Faith at Work: Johnna Showers

Episcopalians on Baptismal Mission seeks to raise up and empower the ministries of all the baptized in their daily lives and challenges the Episcopal Church to do the same. In this vein, this ongoing column shares the stories of laypeople living in their faith in the world.

I have worked as a clinical social worker for over 30 years. I experience my work as a psychotherapist as a true vocation—a calling. I am privileged to help make a living for my family by using my personal gifts in activities that both intrigue and challenge me and, I believe, help others achieve or regain well-being and peace of mind.

Often, I experience the presence of God through my clients. Among the persons who are my clients are many who experience anxiety, depression, and other symptoms due to trauma. This trauma may take the form of a history of physical, emotional, or sexual abuse occurring over many years, or of an event such as a natural disaster, automobile accident, or the death of a loved one.
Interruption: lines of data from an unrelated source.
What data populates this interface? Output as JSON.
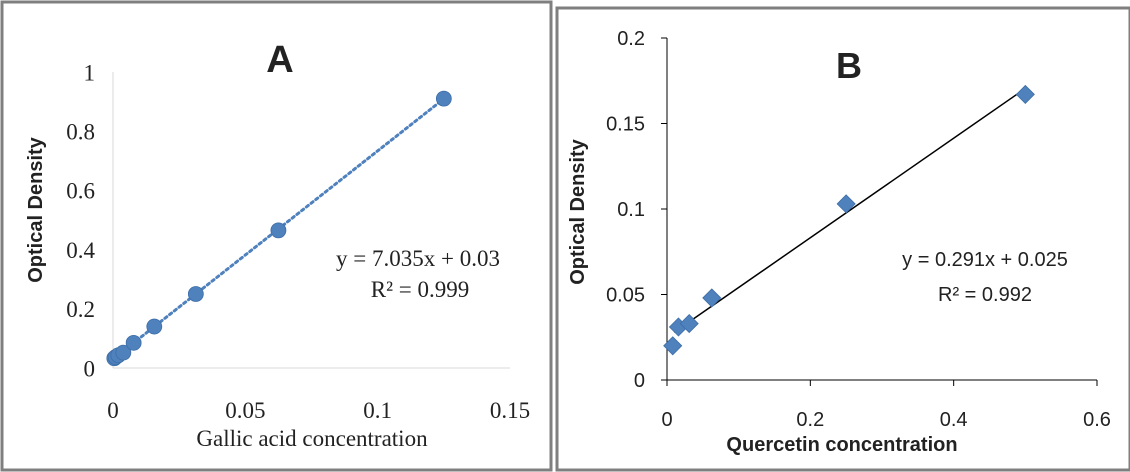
{
  "chart_data": [
    {
      "type": "scatter",
      "panel_label": "A",
      "title": "",
      "xlabel": "Gallic acid concentration",
      "ylabel": "Optical Density",
      "xlim": [
        0,
        0.15
      ],
      "ylim": [
        0,
        1
      ],
      "xticks": [
        0,
        0.05,
        0.1,
        0.15
      ],
      "yticks": [
        0,
        0.2,
        0.4,
        0.6,
        0.8,
        1
      ],
      "xtick_labels": [
        "0",
        "0.05",
        "0.1",
        "0.15"
      ],
      "ytick_labels": [
        "0",
        "0.2",
        "0.4",
        "0.6",
        "0.8",
        "1"
      ],
      "grid": false,
      "marker": "circle",
      "marker_color": "#4f81bd",
      "trendline": {
        "style": "dotted",
        "color": "#4f81bd",
        "slope": 7.035,
        "intercept": 0.03,
        "x_range": [
          0,
          0.125
        ]
      },
      "equation": "y = 7.035x + 0.03",
      "r_squared": "R² = 0.999",
      "points": [
        {
          "x": 0.0005,
          "y": 0.033
        },
        {
          "x": 0.001,
          "y": 0.037
        },
        {
          "x": 0.002,
          "y": 0.043
        },
        {
          "x": 0.0039,
          "y": 0.052
        },
        {
          "x": 0.0078,
          "y": 0.085
        },
        {
          "x": 0.0156,
          "y": 0.14
        },
        {
          "x": 0.0313,
          "y": 0.25
        },
        {
          "x": 0.0625,
          "y": 0.465
        },
        {
          "x": 0.125,
          "y": 0.91
        }
      ]
    },
    {
      "type": "scatter",
      "panel_label": "B",
      "title": "",
      "xlabel": "Quercetin concentration",
      "ylabel": "Optical Density",
      "xlim": [
        0,
        0.6
      ],
      "ylim": [
        0,
        0.2
      ],
      "xticks": [
        0,
        0.2,
        0.4,
        0.6
      ],
      "yticks": [
        0,
        0.05,
        0.1,
        0.15,
        0.2
      ],
      "xtick_labels": [
        "0",
        "0.2",
        "0.4",
        "0.6"
      ],
      "ytick_labels": [
        "0",
        "0.05",
        "0.1",
        "0.15",
        "0.2"
      ],
      "grid": false,
      "marker": "diamond",
      "marker_color": "#4f81bd",
      "trendline": {
        "style": "solid",
        "color": "#000000",
        "slope": 0.291,
        "intercept": 0.025,
        "x_range": [
          0.01,
          0.5
        ]
      },
      "equation": "y = 0.291x + 0.025",
      "r_squared": "R² = 0.992",
      "points": [
        {
          "x": 0.008,
          "y": 0.02
        },
        {
          "x": 0.016,
          "y": 0.031
        },
        {
          "x": 0.031,
          "y": 0.033
        },
        {
          "x": 0.0625,
          "y": 0.048
        },
        {
          "x": 0.25,
          "y": 0.103
        },
        {
          "x": 0.5,
          "y": 0.167
        }
      ]
    }
  ]
}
I am frequently asked, occasionally by clients themselves, if I am disheartened and discouraged by the sad and disturbing stories that I hear. Certainly, I am saddened and angered by the awful hurts and losses that people experience (and sometimes inflict). I find, however, that I am unfailingly inspired, and my faith affirmed, by the goodness, grace, and hope that persist in the people who come to me for help.
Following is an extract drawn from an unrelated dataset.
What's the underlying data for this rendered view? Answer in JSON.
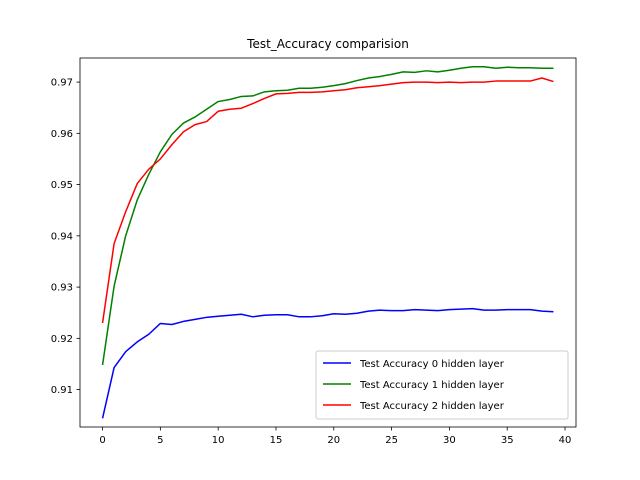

Direct discussion of faith or religion takes place only in the event, and to an extent, that it clearly fits with the client’s belief system and needs. I have, at times, prayed privately for a client or for wisdom and skill in my work with a client. Occasionally, clients have asked me to pray for them, and I have agreed to do so. And one client who had met with me over a period of years, after learning when I had to reschedule an appointment that a member of my family was seriously ill, later asked if she might put him on her church’s prayer list.